When he tells God he can’t love or forgive his father… or the man who killed his daughter…God says…but Mack ‘I do love them…not for what they became but for the broken children they were…who were twisted by their pain

And God tells Mack ‘I want to help you take on that nature that finds more power in love and forgiveness than in hate.’

until this encounter with God…Mack never even considers his father…to be someone God loves too …in spite of his anger and his brokenness

Only when Mack views his father in this light…can his relationship with him be healed

only then… with God’s help… is Mack free…
not to
excuse his father’s behavior…but to forgive…
as he’s been forgiven…

 

only then… does Mack really begin to live

It’s interesting the commandment to honour our father and mother…is the only one with a promise attached… a promise the apostle Paul repeats…in his letter to the church in Ephesus.

"Honour your father and your mother, as the LORD your God commanded you, so your days may be long and it may go well with you…in the land the LORD…your God… is giving you." [pause]

I don’t need a commandment to honour my mother and father now, but my oath… there have been times in my life… when I failed to honour them…

One thing I’ve learned through the hard way…is that in life or in death…when we learn to see our parents… as children of a loving God…when we learn to accept our parents…for who they are or were…not who we’d like them to be.

When we can forgive our parents for their sins against us…just as we have been forgiven…

Well maybe then…we won’t need a commandment from God… to honour them. [pause]

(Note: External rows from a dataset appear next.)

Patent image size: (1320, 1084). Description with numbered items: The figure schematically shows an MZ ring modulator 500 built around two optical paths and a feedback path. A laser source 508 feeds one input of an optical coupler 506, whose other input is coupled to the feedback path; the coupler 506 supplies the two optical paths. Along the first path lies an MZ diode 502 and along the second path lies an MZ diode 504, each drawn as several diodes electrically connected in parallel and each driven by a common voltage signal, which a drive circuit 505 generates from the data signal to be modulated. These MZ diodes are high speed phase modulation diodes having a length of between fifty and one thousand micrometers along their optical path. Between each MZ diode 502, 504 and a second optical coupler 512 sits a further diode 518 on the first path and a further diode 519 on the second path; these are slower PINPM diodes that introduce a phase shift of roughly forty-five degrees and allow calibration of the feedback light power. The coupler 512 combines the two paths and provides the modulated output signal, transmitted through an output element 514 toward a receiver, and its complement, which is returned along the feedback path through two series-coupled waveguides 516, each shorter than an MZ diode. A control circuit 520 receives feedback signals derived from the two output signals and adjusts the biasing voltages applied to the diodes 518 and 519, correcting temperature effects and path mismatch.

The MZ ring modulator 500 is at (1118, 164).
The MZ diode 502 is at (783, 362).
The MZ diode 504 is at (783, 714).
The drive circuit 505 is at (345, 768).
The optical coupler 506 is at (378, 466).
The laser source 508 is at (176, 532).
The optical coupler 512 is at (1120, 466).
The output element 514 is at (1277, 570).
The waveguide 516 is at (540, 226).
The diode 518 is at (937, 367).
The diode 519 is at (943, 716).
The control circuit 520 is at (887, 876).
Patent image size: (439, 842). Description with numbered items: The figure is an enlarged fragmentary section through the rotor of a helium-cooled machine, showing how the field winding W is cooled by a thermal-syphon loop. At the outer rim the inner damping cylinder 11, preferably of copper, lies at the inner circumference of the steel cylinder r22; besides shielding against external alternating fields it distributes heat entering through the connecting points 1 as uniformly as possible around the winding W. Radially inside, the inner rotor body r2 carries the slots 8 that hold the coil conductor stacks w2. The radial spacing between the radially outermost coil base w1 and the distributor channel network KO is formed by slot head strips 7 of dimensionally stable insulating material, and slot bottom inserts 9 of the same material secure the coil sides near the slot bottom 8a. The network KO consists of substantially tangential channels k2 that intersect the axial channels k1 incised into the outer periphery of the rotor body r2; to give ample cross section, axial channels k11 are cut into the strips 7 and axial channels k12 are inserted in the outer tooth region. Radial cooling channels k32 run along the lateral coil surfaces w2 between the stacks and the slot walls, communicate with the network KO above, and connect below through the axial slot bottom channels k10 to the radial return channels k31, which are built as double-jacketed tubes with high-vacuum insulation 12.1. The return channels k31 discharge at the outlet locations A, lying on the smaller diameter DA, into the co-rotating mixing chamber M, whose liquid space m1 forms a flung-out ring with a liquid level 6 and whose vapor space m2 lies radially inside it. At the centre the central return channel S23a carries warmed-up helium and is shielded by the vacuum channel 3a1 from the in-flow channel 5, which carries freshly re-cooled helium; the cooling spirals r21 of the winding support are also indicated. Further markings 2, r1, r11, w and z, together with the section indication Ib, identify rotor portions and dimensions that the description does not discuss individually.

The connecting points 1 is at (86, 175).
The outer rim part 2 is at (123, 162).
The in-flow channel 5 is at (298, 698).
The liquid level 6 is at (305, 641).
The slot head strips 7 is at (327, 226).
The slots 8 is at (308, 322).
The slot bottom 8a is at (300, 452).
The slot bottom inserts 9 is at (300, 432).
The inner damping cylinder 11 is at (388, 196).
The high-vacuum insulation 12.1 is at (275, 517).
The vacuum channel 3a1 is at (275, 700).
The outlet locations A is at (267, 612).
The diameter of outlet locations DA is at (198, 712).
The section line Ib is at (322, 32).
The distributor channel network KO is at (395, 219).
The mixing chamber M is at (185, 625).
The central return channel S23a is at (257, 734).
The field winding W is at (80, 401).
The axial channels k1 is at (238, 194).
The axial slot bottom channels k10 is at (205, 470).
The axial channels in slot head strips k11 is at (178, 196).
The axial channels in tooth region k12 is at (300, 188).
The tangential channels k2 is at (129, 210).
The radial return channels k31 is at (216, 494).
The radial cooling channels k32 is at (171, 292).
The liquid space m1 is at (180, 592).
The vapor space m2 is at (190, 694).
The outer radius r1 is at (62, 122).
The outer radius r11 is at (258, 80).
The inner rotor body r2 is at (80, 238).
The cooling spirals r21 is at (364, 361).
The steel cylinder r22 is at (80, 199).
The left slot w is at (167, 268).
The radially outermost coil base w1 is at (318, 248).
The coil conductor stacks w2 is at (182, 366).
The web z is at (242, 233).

Ultimately our faith teaches us… our real parent…is God after all…father, son and Holy Spirit the one who creates us…reconciles and perfects us in love

 …and…as Mackenzie Philips found…with God’s help in the Shack…only when we accept God’s love and forgiveness … can we truly honour others… [pause]

So whether you’re sixteen or sixty or ninety six …whether you’ve been loved all your life or neglected

may you realise in the last analysis…that you are a child of the living God…and may you honour your true parent…as you come to see all others… as God’s children too.